Wednesday, 13 December 2006 3:14 am

This is a comic strip that Matt Groening did back in 1982, a few years after moving to L.A.. My guess is that he was having a very similar experience to yours.

www.geocities.com/lifeinhellperson/lih006.html

On the upside, this was the very same cartoon that James L. Brooks saw that got him to hire Groening for The Tracey Ullman show, and later The Simpsons, so perhaps this post will drive you to similar glorious heights.

(For some reason, blog-city is putting a space between the "0" and the "6" at the end of the link. Just erase the space in the address bar and the link should work.)


2. RØB left...
Wednesday, 13 December 2006 11:10 am :: http://www.pancakeproductions.net

Have you tried Liquid Nails on that mirror?

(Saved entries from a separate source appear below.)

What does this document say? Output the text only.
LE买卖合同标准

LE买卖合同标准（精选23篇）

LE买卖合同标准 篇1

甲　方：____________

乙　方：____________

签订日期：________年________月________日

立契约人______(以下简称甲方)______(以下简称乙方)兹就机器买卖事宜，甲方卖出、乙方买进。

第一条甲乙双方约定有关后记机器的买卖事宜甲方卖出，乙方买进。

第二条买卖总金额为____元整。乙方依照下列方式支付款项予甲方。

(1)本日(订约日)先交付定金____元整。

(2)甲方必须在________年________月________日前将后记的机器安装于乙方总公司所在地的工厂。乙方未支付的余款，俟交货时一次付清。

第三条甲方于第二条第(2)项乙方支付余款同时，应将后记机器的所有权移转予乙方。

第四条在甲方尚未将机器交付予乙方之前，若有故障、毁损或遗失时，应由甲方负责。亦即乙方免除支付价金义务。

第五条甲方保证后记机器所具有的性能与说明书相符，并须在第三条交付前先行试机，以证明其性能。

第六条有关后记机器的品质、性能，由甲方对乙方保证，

Seriously though, that's a drag.


3. RØB left...
Wednesday, 13 December 2006 11:11 am :: http://www.pancakeproductions.net

Also, that LIFE IN HELL comic reminds me of L.A. STORY.


4. Carol left...
Wednesday, 13 December 2006 2:33 pm

Would you accept roast beef?


5. PATRICK WALSH left...
Wednesday, 13 December 2006 4:25 pm

Jackson,

Perhaps if James L. Brooks is googling sperm donation in the next few days, our paths will cross...

Rob,

Not sure what Liquid Nails is, but it's got to work better than the JB-Weld.

Carol,

Will there be seasoning on the roast beef?


6. RØB left...
Wednesday, 13 December 2006 4:51 pm :: http://www.pancakeproductions.net

Liquid nails is a glue product that performs exactly as its name suggests; super-strong when it dries, to the point of virtual unbreakability. You need a chaulking gun (like $3 at Wal-Mart or the like?), the stuff is like 99¢ for a huge tube and I think it'd work better than the JB Weld.


7. M. Kemper Brown left...
Wednesday, 13 December 2006 5:43 pm

My car has the same driver side door feature. Jason and I went out for dinner and a movie the other night. The movie ends, we walk out to the car and I have to open the door for him. Major-league Gay.


8. Mikey left...
Wednesday, 13 December 2006 8:31 pm :: http://www.heteroerotica.blogspot.com

While somebody could have interprated all these problems by saying the car "has a lot of character," it'd probably be more like "this car is a mental deficent character, with a serrated knife for a penis."

But seriously, you're keeping the car, right? -M


9. Jason left...
Thursday, 14 December 2006 11:17 am

Yeah, about that night Kemper, while I was swept off my feet by your chivalry, I have to explain to you ONCE AGAIN that I don't swing that way. I mean, I've tried, Lord knows I've tried... but it's just not in me.

Oh, and next Wednesday, I suggest you and Matt join us for trivia. This week was so easy that Evan and I were pretty confident we would have a decent shot as our own team, as long as we had a little help from our freinds, aka: you. (Got that? Just friends, nothing more. What's next? Chocolates?)


10. Patrick Walsh left...
Thursday, 14 December 2006 11:30 am

Brown,

Did you buckle him in?

Mikey,

No man, the car is done. I'll be real lucky if it makes it to the trade-in site without a tow.

Jason,

Ever hear of a telephone? Electronic mail? Who uses a blog comment board to ask friends to hang out?